Choki Wangmo | Dagana

As dusk falls, residents of Lhamoidzingkha drungkhag ready their candles and switch on the solar bulbs.

It is no coincidence, but a way of life for the residents of Karmaling, Lhamoidzingkha, and Nichula gewogs.

Every monsoon, they adjust their lives according to the erratic power supply in the area.

Residents also claimed erratic power supply has hampered service delivery.

A gewog official said that without constant power supply, it was challenging to provide services as these services are mostly online. “When there is no power supply, we just waste our time waiting for it.”

Another official said when the light is restored, internet is down. “Sometimes, work done in a day is zero.”

A restaurant owner in Lhamoidzingkha town said that she always keeps a supply of LPG gas at home, which has become more expensive in recent months.

“We don’t have much choice. When we complain to relevant authorities, they have excuses,” she said.

A Nichula resident, Bhim Nath Kafley, said power supply issue is serious in the gewog.

Located in the extreme south of the country, the temperatures in these gewogs during summers are as high as 40 degree Celsius.

Elephants, mithuns, and snakes roam the night in the plains filled with thickets and undergrowth.  People use torchlights to chase away elephants.

“If our town is sufficiently lighted, these preys will keep away,” a resident said.

Lhamoidzingkha gup Surja Bahadur Limbu said that in the past, the power blackout lasted for weeks.

He, however, said that after transmission of 400kV was temporarily used from Dagachu substation, the problem was resolved for some years.

Currently, these three gewogs use power supply from Gedu substation.

“We were told that there were technical issues in transmission line,” he said, adding that the line from Gedu substation was not reliable.

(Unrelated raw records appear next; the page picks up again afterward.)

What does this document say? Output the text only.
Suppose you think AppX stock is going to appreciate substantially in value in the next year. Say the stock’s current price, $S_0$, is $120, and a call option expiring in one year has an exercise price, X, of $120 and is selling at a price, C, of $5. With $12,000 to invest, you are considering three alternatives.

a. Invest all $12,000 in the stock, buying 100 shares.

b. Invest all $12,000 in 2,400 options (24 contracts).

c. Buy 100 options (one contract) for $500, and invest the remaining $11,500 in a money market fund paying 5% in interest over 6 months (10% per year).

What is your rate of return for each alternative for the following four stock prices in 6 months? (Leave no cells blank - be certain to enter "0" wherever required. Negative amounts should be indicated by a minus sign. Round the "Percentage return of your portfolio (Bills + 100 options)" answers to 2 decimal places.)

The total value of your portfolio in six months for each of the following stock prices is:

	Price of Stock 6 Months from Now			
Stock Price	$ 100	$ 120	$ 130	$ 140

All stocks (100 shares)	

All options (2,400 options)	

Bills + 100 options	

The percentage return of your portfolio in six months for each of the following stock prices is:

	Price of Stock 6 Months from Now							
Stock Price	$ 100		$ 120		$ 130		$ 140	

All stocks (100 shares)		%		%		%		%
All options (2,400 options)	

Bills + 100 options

On May 18, there was outage for half-day and a night. The power was restored yesterday but was erratic.

The problem, according to Bhutan Power Corporation officials in Lhamoidzingkha was a result of rain and windstorms in Gedu.

An official said that the power supply for Lhamoidzingkha drungkhag was drawn from Gedu substation, as the power from Dagachu was required in other projects.

“The substation in Gedu cannot supply to all three gewogs. There are plans to install more substations,” he said, adding that the drunkhag’s distance from the Gedu substation also disrupted the supply in the region.

Last month, windstorm affected the power supply in the drunkhag. It took three days to restore.